Women: Just Stop Being So Damn Agreeable, Wouldja?
It was the sort of study you hear about from time to time, if only because it makes good headlines: A bunch of researchers from Cornell and Notre Dame found that men with disagreeable personalities out-earn men with agreeable personalities by 18 percent. Huh.
Still, reported the Journal of Personality and Social Psychology, those nice guys don’t finish last.
No, because that, friends, would be left to the nice ladies. Nice women are laster. Nice women are, in fact, the lastest. (“Disagreeable” women are slightly better off, but still only earn 5 percent more than their sweeter female counterparts.)
Look, it’s hardly a newsflash that nice doesn’t always translate as valuable, or that “disagreeable” traits like bluntness or aggression or anger telegraph a sort of chutzpah or confidence or something that we as capitalists value. And as woman are still making about 80 cents on the male dollar, it’s hardly groundbreaking news that even that poor nice guy does better financially (statistically speaking) than a hardcore, no-nonsense woman. So sure, yeah, okay—of course nice girls rank last in pay.
The real reason I can’t let this go is because I don’t think I’ve ever heard the secret to (financial) success in our system put so plainly. How to be valued most highly in your workplace? If you’re a man, then be a disagreeable man. If you’re a woman, well, you be a disagreeable man, too.
I’ll say this: Many of the most successful women in power with whom I’ve had the privilege to work have been tougher, blunter and more unapologetically strong-minded than any male co-worker I’ve ever had. I can only surmise that they were well-compensated in their high-level positions, and deservedly. (As well-compensated as male counterparts would have been? Who can say.)
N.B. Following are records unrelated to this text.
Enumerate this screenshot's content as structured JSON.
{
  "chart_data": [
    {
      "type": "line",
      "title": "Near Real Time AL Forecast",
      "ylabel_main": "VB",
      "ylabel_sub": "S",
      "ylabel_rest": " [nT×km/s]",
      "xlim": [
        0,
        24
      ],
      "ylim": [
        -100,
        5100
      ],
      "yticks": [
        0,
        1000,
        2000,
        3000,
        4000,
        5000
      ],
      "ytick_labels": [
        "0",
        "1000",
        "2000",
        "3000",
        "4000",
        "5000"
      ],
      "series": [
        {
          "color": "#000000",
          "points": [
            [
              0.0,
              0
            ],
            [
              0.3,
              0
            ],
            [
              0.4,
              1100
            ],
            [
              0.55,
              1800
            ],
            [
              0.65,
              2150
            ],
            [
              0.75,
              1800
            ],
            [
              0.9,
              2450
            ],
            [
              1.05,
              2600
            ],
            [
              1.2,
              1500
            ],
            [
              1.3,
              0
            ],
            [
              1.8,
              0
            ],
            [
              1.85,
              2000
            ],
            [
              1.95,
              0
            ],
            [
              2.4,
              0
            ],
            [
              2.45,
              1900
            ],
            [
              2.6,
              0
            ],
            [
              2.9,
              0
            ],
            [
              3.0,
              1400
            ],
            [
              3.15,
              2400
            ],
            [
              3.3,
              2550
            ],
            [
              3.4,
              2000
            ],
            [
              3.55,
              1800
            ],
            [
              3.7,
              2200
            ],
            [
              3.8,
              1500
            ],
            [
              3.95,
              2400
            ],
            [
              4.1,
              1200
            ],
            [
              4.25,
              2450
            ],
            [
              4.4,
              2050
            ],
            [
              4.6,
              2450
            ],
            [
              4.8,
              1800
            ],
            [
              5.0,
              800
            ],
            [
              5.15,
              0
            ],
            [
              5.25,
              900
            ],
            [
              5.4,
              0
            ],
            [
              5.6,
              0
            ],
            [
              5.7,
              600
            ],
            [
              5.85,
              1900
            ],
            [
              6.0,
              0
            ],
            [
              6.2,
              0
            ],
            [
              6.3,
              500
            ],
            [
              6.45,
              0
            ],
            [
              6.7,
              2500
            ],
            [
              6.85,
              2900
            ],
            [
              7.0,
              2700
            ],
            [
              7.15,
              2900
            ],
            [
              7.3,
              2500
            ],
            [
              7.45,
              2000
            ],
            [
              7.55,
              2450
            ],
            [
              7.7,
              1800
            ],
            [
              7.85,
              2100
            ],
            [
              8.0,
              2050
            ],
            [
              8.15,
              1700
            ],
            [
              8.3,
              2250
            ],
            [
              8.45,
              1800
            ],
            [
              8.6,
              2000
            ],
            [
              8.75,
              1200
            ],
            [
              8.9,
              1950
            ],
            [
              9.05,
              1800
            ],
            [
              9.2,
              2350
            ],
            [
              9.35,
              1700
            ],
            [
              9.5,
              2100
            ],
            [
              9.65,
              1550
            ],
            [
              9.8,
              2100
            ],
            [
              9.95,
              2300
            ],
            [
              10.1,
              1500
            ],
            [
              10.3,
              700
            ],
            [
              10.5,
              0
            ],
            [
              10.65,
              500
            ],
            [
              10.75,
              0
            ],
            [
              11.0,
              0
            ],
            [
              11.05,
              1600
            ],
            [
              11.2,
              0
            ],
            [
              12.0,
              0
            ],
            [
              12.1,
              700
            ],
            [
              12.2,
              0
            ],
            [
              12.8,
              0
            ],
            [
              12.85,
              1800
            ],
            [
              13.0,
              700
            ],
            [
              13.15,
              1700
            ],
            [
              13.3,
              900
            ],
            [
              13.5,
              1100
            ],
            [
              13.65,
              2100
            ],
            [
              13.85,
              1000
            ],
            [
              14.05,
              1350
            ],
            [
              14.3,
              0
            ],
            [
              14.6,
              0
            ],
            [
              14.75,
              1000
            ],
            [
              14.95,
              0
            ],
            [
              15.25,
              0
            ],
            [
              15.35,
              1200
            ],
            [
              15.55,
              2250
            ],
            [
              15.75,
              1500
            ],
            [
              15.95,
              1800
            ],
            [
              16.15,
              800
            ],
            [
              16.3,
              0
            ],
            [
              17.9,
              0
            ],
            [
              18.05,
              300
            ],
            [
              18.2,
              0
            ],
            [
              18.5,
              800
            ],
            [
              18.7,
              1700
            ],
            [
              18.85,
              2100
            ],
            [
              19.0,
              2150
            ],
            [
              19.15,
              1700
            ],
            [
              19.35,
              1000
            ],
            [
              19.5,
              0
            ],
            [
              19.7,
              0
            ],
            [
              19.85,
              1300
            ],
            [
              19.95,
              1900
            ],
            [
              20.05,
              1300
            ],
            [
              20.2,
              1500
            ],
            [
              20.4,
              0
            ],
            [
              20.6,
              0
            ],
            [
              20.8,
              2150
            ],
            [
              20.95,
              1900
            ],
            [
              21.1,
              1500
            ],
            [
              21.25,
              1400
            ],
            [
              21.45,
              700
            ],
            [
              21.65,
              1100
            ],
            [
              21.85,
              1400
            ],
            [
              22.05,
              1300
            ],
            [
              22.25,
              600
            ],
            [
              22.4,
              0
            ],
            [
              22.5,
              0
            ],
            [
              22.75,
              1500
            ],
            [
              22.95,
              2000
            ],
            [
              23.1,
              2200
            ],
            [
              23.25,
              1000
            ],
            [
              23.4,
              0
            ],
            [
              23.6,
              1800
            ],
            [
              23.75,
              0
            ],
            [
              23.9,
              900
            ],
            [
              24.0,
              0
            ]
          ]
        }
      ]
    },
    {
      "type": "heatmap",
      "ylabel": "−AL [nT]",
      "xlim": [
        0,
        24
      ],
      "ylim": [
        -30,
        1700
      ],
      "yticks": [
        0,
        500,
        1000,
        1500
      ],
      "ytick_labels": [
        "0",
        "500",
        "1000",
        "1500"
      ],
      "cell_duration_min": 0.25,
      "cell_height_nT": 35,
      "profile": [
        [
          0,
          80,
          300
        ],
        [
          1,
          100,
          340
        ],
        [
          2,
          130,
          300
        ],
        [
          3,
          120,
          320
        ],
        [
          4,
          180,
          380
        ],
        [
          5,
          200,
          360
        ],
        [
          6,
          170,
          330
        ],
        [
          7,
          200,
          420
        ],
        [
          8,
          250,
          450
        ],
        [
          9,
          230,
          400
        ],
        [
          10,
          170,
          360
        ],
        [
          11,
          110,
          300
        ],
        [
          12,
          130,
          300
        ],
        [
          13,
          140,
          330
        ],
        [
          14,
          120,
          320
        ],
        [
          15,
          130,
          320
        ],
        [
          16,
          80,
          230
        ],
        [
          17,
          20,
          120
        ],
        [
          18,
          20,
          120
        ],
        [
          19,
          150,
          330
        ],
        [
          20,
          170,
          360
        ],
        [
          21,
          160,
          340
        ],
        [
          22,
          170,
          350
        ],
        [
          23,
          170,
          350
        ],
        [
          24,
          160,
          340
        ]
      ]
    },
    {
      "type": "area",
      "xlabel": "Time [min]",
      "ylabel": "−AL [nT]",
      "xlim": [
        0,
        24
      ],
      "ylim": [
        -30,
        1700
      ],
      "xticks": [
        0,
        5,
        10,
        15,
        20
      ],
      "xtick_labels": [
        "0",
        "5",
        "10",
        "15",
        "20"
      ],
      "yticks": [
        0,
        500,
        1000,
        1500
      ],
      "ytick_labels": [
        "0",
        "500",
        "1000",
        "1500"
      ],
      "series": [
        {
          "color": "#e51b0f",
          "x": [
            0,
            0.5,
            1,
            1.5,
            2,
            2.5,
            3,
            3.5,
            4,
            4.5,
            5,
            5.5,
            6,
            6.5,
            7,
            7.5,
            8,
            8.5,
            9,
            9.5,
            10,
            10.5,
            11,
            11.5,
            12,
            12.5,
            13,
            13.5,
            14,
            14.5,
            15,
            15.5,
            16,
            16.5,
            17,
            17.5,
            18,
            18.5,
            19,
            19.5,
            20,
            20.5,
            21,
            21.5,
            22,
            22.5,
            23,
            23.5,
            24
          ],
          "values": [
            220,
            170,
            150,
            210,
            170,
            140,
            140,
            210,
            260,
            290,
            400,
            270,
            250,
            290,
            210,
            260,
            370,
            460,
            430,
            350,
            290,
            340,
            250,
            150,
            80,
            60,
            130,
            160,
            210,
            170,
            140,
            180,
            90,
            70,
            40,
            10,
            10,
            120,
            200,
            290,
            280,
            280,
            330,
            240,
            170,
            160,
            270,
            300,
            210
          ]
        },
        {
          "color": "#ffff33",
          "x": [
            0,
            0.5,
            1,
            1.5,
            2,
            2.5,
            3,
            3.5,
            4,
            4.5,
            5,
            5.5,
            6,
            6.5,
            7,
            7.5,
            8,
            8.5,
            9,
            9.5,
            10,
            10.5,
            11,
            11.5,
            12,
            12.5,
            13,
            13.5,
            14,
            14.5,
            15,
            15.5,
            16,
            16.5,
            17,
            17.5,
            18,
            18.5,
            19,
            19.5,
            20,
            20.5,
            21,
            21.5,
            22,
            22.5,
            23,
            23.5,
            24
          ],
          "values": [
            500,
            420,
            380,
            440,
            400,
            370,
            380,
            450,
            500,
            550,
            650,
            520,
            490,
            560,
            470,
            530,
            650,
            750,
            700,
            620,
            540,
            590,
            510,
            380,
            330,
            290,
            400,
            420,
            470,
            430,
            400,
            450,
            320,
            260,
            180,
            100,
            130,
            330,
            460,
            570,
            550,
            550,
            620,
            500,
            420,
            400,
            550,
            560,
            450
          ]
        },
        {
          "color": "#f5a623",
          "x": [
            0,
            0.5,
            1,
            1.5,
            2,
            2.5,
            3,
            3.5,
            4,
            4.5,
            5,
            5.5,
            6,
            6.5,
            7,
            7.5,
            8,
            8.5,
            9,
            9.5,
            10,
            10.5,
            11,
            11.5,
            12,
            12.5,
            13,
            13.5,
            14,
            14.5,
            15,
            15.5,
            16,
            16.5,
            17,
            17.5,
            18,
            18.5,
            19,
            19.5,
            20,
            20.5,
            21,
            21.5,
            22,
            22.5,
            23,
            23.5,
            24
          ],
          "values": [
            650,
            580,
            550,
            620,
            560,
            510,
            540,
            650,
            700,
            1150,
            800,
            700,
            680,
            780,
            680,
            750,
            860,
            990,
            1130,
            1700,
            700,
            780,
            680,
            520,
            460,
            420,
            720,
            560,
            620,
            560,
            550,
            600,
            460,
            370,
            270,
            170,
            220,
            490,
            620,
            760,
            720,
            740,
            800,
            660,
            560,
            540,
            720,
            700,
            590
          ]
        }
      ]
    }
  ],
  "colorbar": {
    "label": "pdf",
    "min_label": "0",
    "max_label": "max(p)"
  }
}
But what really chaps my hide are the many, many women I know who are tough in a different way: They are resilient hard workers whose brains and talent keep them knee-deep in work and keep them moving forward without letting various injustices stop them. Alas, they are agreeable: They work late nights, they are team players, they slap on a smile when asked to work weekends, they are flinty in their willpower to get whatever job that needs doing done. They are thoughtful of their coworkers’ time. They are—in most of the places I have worked—an enormous part of what keeps the place running. They rarely indulge in diva-esque behavior, because it seems more productive to just work.
Fact is, women have been doing this for years. Since Rosie the Riveter. Since way before then. Working hard, being agreeable to any task. Not only are we socialized to do so—taught to balance hard work and ambition with consideration and grace that supposedly comes naturally to us—but I would argue that women have gotten to be better at that on average than men, with less sturm und drang and more sucking it up for the greater good.
And yet here we are, slapping less monetary value on that particular brand of toughness, coming from either gender—but especially from women. Not because it’s truly worth less—but because it is still a man’s world. (This man’s world, by the way, also boxes men into gender roles.) And so we’ve convinced ourselves that all those agreeable qualities we’ve associated with and expected from women for years and years and years are simply of less worth.
But what, I wonder, would happen if all those nice women whose blood, sweat, tears and, yes, agreeability that support so many professions up and quit? What would their value be then?